There are various US tax provisions that create the differing tax-exempt profiles, so each a specific set of laws will cause some differences to arise in comparing the exemptions. However, as a base, the exemptions available for particular tax-exempt investors generally provide that:
The investor is exempt from tax on passive types of income such as interest, dividends and capital gains
Trade or business income will only be tax-exempt if the trade or business is not directly related to their specific function or purpose of the tax-exempt investor. Therefore, most tax-exempt profiles would still be subject to tax on this ‘Unrelated Business Taxable Income’ (UBTI).
a. Pension Funds
Of the tax-exempt investor profiles, pension funds are one of the larger asset allocators. This category covers private as well as public pensions, however some public pensions claim to be ‘super’ tax-exempt as discussed below. These entities are generally exempt on income subject to the income not being of a trade or business nature, i.e. the income needs to be passive such as interest, dividends or capital gains. However, these investors are subject to tax on UBTI and certain types of debt-financed income.
Charities tend to invest to produce returns for their charitable endeavours. As a result, these institutions are also exempt from US tax subject to the returns being of a passive nature rather than from a trade or business. For organizations granted certain charitable status, a de minimus amount of ‘bad’ income may jeopardise their entire tax-exempt status and, as a result, preventing this arising tends to be a non-negotiable requirement for their investment. Charities are also generally subject to tax on UBTI.
c. ‘Super’ Tax-Exempt
While corporate and public pension funds generally face the same US tax issues, some public pension funds identify themselves as ‘super’ tax-exempt.

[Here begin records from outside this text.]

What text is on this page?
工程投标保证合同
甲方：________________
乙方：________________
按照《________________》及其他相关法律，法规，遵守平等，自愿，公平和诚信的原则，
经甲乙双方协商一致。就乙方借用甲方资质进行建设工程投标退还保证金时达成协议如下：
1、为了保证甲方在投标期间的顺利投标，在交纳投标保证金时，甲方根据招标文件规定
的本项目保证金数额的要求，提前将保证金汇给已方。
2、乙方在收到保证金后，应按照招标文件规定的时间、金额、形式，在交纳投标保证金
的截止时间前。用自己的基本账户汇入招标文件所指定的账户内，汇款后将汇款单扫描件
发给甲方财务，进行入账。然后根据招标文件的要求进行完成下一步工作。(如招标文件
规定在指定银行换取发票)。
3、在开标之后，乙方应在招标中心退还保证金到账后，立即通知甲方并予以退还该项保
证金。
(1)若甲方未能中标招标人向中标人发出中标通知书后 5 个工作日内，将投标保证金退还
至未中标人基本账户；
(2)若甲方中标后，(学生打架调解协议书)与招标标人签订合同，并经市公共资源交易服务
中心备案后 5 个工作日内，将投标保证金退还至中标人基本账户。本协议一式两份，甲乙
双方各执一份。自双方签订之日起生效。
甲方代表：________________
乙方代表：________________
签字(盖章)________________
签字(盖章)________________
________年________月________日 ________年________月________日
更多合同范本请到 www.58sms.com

These funds are able to claim tax-exempt status via a different set of tax legal provisions and generally maintain that they are not subject to tax on certain types of income that non-public pension funds are, in particular UBTI. They are also generally exempt from the reporting requirements that non-public pension funds are subject to.
Understanding US investor reporting requirements
US taxable investors will likely require a full service when it comes to US tax reporting on their investment. It is typical for an investor to either rely on provisions in the fund’s organizational documents or to separately agree expectations in the side letters related to their investment in the fund. Typical requests include specific types of US tax reporting to be issued by the fund and the timing of any draft or final reporting to be made in order to fit the investor’s timeframe to pay tax and file returns.
US tax-exempt investors are not completely immune to reporting requirements, however, it would be generally expected that the requirements are not as severe when compared to US taxable investors. As mentioned above, a number of US tax-exempt investors have a reduced amount of reporting and therefore may need even less than others.
Based on the sensitivity that tax-exempt investors have to UBTI, it is common for them to ask for either the fund to make a full restriction on the production of UBTI or for it to maintain a “reasonable endeavours” or “best efforts” approach to limiting this type of income in the investor’s returns. It is worthwhile noting that this often means that a fund manager will consent to restricting some forms of acquisition financing for portfolio investments. A further topic that generally arises is around the use of bridging financing for investor capital calls - this needs to be strictly monitored when dealing with tax-exempt investors.